When I was growing up, car manufacturers made a big deal each fall about unveiling next year's models, literally shrouding them in secrecy under tarps in print and TV ads until the launch date. Car-crazy dads would then rush down to the dealer for a test drive.
These days, new models roll out year round -- and financing methods have gotten more flexible as well. Back then, many people saved up for years in order to pay cash for their cars; today, most people I know take out car loans. In fact, many saddle themselves with debt that might take five or more years to pay off -- money they could be saving for a home or retirement.Although a longer-term loan may lower monthly payment amounts or allow you to buy a more expensive car than you could otherwise afford, it can also have unexpected, costly consequences:
- The longer your loan term, the more interest you ultimately pay. For example, on a $25,000 loan with a 6 percent interest rate, you would pay $1,659 more in total interest for a six-year loan than for a four-year loan. (Click HERE for an auto loan calculator that shows how different loan interest rates, term lengths and extra payments impact your monthly payments and overall interest paid.)
- When calculating how much car they can afford, many people forget to factor in such routine expenses as a down payment, insurance, sales tax, registration and emission fees, maintenance and repairs, which can add thousands of dollars to the overall cost.
- New cars typically lose 20 percent or more in value the minute you drive them off the lot. Thus, if you put 10 percent down on a $25,000 car and borrowed the rest, you'd automatically owe $22,500 for a car that might only be worth $20,000. If you suddenly had to sell the car, would you have the difference -- $2,500 -- to pay off the loan? (Not to mention having to come up with the cash to buy another car.)

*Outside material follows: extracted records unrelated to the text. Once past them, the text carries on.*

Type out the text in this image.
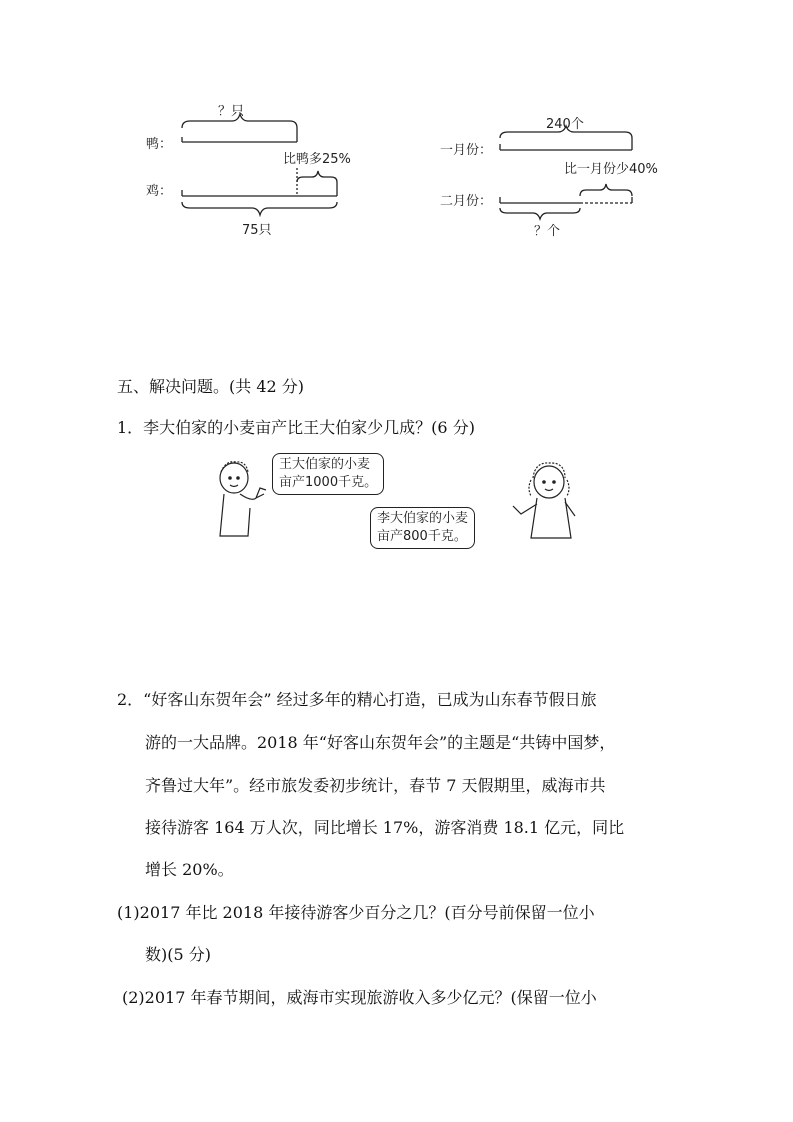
？只
鸭：
鸡：
比鸭多25%
75只
240个
一月份：
二月份：
比一月份少40%
？个
五、解决问题。(共 42 分)
1．李大伯家的小麦亩产比王大伯家少几成？(6 分)
王大伯家的小麦
亩产1000千克。
李大伯家的小麦
亩产800千克。
2．“好客山东贺年会” 经过多年的精心打造，已成为山东春节假日旅
游的一大品牌。2018 年“好客山东贺年会”的主题是“共铸中国梦，
齐鲁过大年”。经市旅发委初步统计，春节 7 天假期里，威海市共
接待游客 164 万人次，同比增长 17%，游客消费 18.1 亿元，同比
增长 20%。
(1)2017 年比 2018 年接待游客少百分之几？(百分号前保留一位小
数)(5 分)
(2)2017 年春节期间，威海市实现旅游收入多少亿元？(保留一位小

- Worse yet, if the car were stolen or totaled in an accident, depending on your insurance coverage you could owe much more. You can protect yourself somewhat with gap insurance, but that's yet another expense to be factored in.
- According to Edmunds.com, one-fifth of car loans include debt rolled over from a previous vehicle's loan balance. This further increases "negative equity" in the new car (where you owe more than it's worth), which often leads to higher interest rates.
- Today's cars are much better constructed and more reliable than in the past. With proper maintenance, you might be able to get 150,000 or more miles before repair costs become prohibitive. Check your car's service manual for maintenance guidelines.
- If you can't find the manual, go to your car manufacturer's website for service recommendations. Other good resources for maintenance tips are Edmunds.com, Automotive.com, and Yahoo.
- Rather than investing in a new car, buying a quality used car could save you thousands of dollars, both in purchase price and insurance costs. To find a reliable used car, look for a certified pre-owned (CPO) vehicle backed by a manufacturer's warranty. Kelley Blue Book and Cars.com have good discussions on CPOs. Also, ask your friends or reputable mechanics for referrals to people selling their cars who they know have taken good care of them.
- Before purchasing a used car, you may want to obtain a Vehicle History Report, available from CARFAX, AutoCheck and other sites for a small fee. These reports will trace the car's history by vehicle identification number on a nationwide database to make sure it's not a lemon, has been involved in a serious accident or has ownership title problems.
- Try to hold onto your current car for a couple more years and sock away the money you would have spent on a monthly loan payment to use as your next down payment.
This article is intended to provide general information and should not be considered legal, tax or financial advice. It's always a good idea to consult a legal, tax or financial advisor for specific information on how certain laws apply to you and about your individual financial situation.